Конечно, не только их голоса могли оживить трубку, поднять в воздух, бросить к его заросшему седыми волосами уху – другие тоже, однако среди них не было ни одного, который он хотел бы услышать. Все заведомо раздражали Адвоката: одни – вкрадчивой слащавостью, другие – бесцеремонностью, но одновременно эти гипотетические, лишь в воображении его звучащие голоса раздражали тем, что медлили. Медлили, таились, не спешили выказать себя. Прятались, как те ночные, с подрагивающими носами отвратительные зверьки. (Эти, впрочем, уже выползали, чуя близость луны.)

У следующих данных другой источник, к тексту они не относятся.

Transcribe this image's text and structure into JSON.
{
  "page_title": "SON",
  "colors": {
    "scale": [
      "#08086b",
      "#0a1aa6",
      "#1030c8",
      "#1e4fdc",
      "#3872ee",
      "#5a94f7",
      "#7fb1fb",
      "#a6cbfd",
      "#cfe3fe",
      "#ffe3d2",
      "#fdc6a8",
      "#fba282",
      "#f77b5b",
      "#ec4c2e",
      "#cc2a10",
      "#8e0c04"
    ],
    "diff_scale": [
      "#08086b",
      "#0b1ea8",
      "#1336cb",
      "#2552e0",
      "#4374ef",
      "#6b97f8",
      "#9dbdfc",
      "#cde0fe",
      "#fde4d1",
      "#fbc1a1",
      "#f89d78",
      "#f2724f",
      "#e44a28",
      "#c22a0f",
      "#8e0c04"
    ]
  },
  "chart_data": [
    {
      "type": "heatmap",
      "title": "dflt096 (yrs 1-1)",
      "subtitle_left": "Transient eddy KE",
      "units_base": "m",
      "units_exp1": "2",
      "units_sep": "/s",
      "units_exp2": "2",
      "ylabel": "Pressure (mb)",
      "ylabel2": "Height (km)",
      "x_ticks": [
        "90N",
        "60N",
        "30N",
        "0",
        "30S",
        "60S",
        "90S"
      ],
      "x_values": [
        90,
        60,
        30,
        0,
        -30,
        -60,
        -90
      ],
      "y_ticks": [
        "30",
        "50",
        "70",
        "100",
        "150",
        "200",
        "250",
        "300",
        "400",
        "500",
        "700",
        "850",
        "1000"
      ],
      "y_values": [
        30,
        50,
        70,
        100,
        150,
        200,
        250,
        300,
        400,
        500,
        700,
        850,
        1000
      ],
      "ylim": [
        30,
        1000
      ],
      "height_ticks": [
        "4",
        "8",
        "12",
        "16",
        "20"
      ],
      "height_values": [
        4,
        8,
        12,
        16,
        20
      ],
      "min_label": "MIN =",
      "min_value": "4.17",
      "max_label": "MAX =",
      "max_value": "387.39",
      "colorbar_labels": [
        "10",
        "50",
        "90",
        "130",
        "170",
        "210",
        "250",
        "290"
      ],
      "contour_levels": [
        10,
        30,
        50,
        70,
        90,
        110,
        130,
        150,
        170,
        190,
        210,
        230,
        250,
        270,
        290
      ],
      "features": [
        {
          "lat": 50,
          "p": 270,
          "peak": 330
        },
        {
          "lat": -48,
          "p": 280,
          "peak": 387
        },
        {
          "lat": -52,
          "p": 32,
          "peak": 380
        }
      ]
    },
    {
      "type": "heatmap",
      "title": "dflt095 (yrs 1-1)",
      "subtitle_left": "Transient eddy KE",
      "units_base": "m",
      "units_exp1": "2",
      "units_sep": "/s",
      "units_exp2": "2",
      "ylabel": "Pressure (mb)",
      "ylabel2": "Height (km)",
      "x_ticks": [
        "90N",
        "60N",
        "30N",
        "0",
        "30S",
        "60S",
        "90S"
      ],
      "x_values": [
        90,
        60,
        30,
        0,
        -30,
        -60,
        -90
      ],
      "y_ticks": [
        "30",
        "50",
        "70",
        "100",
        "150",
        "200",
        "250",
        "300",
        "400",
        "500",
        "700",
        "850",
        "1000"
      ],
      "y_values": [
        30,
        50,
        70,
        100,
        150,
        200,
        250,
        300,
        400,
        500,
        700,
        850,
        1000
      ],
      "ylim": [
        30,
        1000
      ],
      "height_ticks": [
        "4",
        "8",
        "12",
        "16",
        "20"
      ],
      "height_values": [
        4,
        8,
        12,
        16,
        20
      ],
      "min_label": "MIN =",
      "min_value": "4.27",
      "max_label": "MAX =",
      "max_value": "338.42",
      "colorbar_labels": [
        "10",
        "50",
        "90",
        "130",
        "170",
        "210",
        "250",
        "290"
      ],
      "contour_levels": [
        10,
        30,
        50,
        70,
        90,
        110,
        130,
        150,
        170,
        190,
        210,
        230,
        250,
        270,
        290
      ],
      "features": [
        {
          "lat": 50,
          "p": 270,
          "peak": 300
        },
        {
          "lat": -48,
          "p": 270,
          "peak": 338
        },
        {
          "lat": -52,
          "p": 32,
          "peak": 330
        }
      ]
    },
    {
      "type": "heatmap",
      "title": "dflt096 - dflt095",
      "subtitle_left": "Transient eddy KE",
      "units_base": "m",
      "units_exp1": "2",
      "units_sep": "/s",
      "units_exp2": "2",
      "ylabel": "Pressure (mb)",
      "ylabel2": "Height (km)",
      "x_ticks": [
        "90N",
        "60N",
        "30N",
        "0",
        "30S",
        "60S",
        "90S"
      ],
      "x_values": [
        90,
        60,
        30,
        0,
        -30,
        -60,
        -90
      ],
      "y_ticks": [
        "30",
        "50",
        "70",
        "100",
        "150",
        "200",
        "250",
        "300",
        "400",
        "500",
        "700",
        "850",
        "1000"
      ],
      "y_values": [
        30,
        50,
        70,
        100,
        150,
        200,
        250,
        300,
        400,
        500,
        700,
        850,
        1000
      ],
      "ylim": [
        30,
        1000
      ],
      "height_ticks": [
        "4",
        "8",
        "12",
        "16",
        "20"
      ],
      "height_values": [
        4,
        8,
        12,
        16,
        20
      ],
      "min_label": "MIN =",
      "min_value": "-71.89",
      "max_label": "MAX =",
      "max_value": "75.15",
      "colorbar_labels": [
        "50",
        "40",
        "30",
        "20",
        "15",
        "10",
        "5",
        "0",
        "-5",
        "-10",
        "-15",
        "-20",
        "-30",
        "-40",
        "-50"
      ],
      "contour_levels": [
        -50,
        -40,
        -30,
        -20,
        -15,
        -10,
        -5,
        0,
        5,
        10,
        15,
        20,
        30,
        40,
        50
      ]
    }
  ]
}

Мысленно слышал обреченный на бессонную ночь голос того, кто долгое время считался его другом, и мысленно же отвечал ему, причем ответ выверялся очень тщательно, взвешивалось каждое слово – Адвокат как-никак знал цену слова! – и каждая пауза. Пауза – особенно. Специалист по риску давно усвоил, что наибезопаснейший вариант в работе со словами – это вообще отсутствие таковых. Золотое, универсальное правило, приложимое ко всем случаям жизни, в том числе и к Шурочкиным обидчикам. В ту ночь, когда маленькое существо, непостижимо и болезненно связанное с ним множеством таинственных нитей, лежало, все красное, с вздутой шеей, а он, обезумев, готов был чуть ли не креститься заодно с фанатичной старухой, – в ту ночь в голове его мелькнула еретическая мысль, что страх потерять детей бывает, оказывается, столь нестерпимым и столь чудовищным, что состязаться с ним в состоянии разве что соблазн вообще не иметь их.
Телефон по-прежнему молчал, и Адвокат по-прежнему обдумывал варианты своего ответа на тот случай, если вдруг раздастся звонок. Таких вариантов было множество. Один ответ – спокойный и в меру приветливый, другой – с оттенком иронии, в третьем проскальзывало профессиональное беспокойство: что-нибудь случилось, нужна помощь? Имелись, разумеется, и варианты вариантов, каждого в отдельности, но дальше этого Адвокат не шел, реакция воображаемого собеседника оставалась невнятной и темной, не различимой для его внутреннего слуха, который он, впрочем, не слишком-то и напрягал. В отличие от Мальчика, чье внимание было постоянно устремлено вовне, Адвокат был сосредоточен исключительно на себе, на том, что свершается внутри него, и это еще больше утяжеляло его, придавливало книзу. Погасив верхний свет, зажег торшер и долго устраивал в кресле большое усталое тело, чтобы теперь уже обстоятельно, а не бегло, как в метро, почитать газеты.